CONTEXT AND BACKGROUND
OpenAI was founded on a specific promise. It was established as a nonprofit with an explicit founding premise: that artificial intelligence could be the most dangerous invention in human history, and that the person leading it would therefore need to be someone of uncommon integrity. That was not marketing language. It was the foundational logic of the entire enterprise. The company attracted some of the brightest talent in the world on the strength of that promise, and billions of dollars from investors who believed safety would be prioritised over profit even when the two came into tension.
In November 2023, OpenAI’s board fired Sam Altman. The stated reason was a lack of candour in his communications with the board. Within days, roughly 95 per cent of employees signed a letter demanding his return. Major investors signalled support. He was reinstated. The board that fired him was reconstituted with members closer to Altman. What actually underpinned that firing — the documented evidence that led senior colleagues to conclude they could not trust their own chief executive — was never made fully public. Until now. Farrow and Marantz reviewed more than 200 pages of internal documents, including memos compiled by OpenAI co-founder Ilya Sutskever, and spoke to more than 100 people with direct knowledge of how Sam Altman does business. What they found is detailed, specific, and disturbing.
INSIGHT AND ANALYSIS
The investigation documents what multiple sources describe as a consistent pattern of alleged deception spanning Altman’s entire career — from his first startup Loopt, through his leadership of Y Combinator, to his tenure at OpenAI. Sutskever spent weeks in the autumn of 2023 compiling roughly 70 pages of Slack messages, HR documents, and analysis about Altman’s behaviour, sending them as disappearing messages because he was, according to the Farrow piece, terrified someone would find them. Think about what that reveals. One of the most powerful figures in global AI was so concerned about leaving a paper trail regarding his own chief executive that he deliberately concealed his own documentation. The memos alleged that Altman had misrepresented facts to executives and board members and deceived them about internal safety protocols. One memo stated directly: Sam Altman exhibits a consistent pattern of lying.

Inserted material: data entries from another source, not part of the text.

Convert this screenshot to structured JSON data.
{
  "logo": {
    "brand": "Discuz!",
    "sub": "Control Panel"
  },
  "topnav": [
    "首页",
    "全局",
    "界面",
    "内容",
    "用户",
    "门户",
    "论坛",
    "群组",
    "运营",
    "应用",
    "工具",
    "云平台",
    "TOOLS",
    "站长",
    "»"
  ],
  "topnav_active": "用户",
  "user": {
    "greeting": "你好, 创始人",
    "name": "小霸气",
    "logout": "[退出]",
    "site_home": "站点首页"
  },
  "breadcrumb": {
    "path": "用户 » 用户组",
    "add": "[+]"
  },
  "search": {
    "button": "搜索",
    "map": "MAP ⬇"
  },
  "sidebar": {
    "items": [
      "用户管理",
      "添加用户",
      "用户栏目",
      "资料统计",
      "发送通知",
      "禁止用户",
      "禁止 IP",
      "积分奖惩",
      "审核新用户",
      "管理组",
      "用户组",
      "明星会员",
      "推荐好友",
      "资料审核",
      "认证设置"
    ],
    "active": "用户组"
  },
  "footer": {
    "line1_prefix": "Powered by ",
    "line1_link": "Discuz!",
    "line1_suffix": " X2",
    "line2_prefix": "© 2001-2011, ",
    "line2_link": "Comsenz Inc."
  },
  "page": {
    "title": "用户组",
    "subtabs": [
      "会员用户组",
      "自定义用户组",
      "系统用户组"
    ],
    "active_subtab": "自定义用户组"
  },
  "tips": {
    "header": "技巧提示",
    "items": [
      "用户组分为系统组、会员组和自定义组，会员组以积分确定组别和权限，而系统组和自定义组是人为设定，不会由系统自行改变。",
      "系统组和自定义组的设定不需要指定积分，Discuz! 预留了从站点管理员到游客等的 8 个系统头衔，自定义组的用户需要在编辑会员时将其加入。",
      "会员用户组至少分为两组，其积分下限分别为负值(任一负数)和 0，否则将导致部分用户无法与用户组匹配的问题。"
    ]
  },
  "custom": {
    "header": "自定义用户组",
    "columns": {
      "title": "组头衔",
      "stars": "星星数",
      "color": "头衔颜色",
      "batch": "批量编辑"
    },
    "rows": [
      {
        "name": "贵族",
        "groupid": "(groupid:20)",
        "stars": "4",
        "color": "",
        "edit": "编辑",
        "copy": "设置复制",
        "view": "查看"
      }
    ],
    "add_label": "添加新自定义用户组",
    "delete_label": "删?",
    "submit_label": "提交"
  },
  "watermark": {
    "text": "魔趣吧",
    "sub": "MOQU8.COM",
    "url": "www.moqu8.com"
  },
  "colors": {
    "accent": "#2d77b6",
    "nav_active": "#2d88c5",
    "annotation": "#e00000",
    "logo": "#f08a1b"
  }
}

The specific allegations are numerous and documented in the investigation. In December 2022, Altman assured board members that controversial GPT-4 features had been approved by a safety panel. They had not. When a board member asked for documentation, the safety sign-off could not be produced. OpenAI co-founder Dario Amodei documented how Altman allegedly negotiated a clause in the pivotal 2019 Microsoft deal that overrode key provisions in OpenAI’s original charter, and later denied the clause’s existence when confronted. Paul Graham, the programmer who founded Y Combinator and recruited Altman as his successor, told YC colleagues that Sam had been lying to us all the time before his removal.
One anonymous board member told Farrow and Marantz that Altman combines two traits almost never found in the same person: a strong desire to please people, to be liked in any given interaction, and what they described as an almost sociopathic lack of concern for the consequences that may come from deceiving someone. Another described him as unconstrained by truth. These are not the words of disgruntled former employees with axes to grind. They are the words of people who were inside the room, with access to the documents, and who reached their conclusions after sustained, close observation.
What makes the Farrow investigation more than a character study is its structural argument. Altman publicly advocates for AI regulation while privately lobbying against specific safety bills. On the same day The New Yorker published its investigation, OpenAI released a 13-page policy document comparing its vision to the New Deal — a document critics at Fortune and TechPolicy Press described as providing cover for regulatory nihilism, a product pitch dressed as public policy. The pattern Farrow documents — public pronouncements paired with private contradictions — is not incidental to the governance of OpenAI. It appears to be structural.
The broader context matters here. As Farrow noted in his interview, we are living in a moment where there is virtually no appetite for oversight of the AI industry in Washington. OpenAI has aggressively pursued government contracts, including a deal allowing the Pentagon broad use of its technology. It operates in an industry that sits with almost no regulation. The company whose CEO has been described by his own board as someone who is unconstrained by truth is simultaneously one of the most powerful organisations in the world, with its technology embedded in healthcare, defence, education, finance, and public administration.
IMPLICATIONS
I have written previously about the accountability gap in AI governance and the absence of meaningful oversight structures — at the corporate level, the national level, and the international level. The Farrow investigation makes the human dimension of that gap concrete and urgent. It is not simply that the AI industry lacks regulation. It is that the individual who sits at the apex of that industry, and whose company’s technology will shape the lives of billions of people, has been described by his own colleagues, in documented internal communications, as someone who cannot be trusted with the truth. If the foundational premise of OpenAI was that the person in charge needed to be of uncommon integrity, the investigation raises the most direct possible question: has that premise been honoured?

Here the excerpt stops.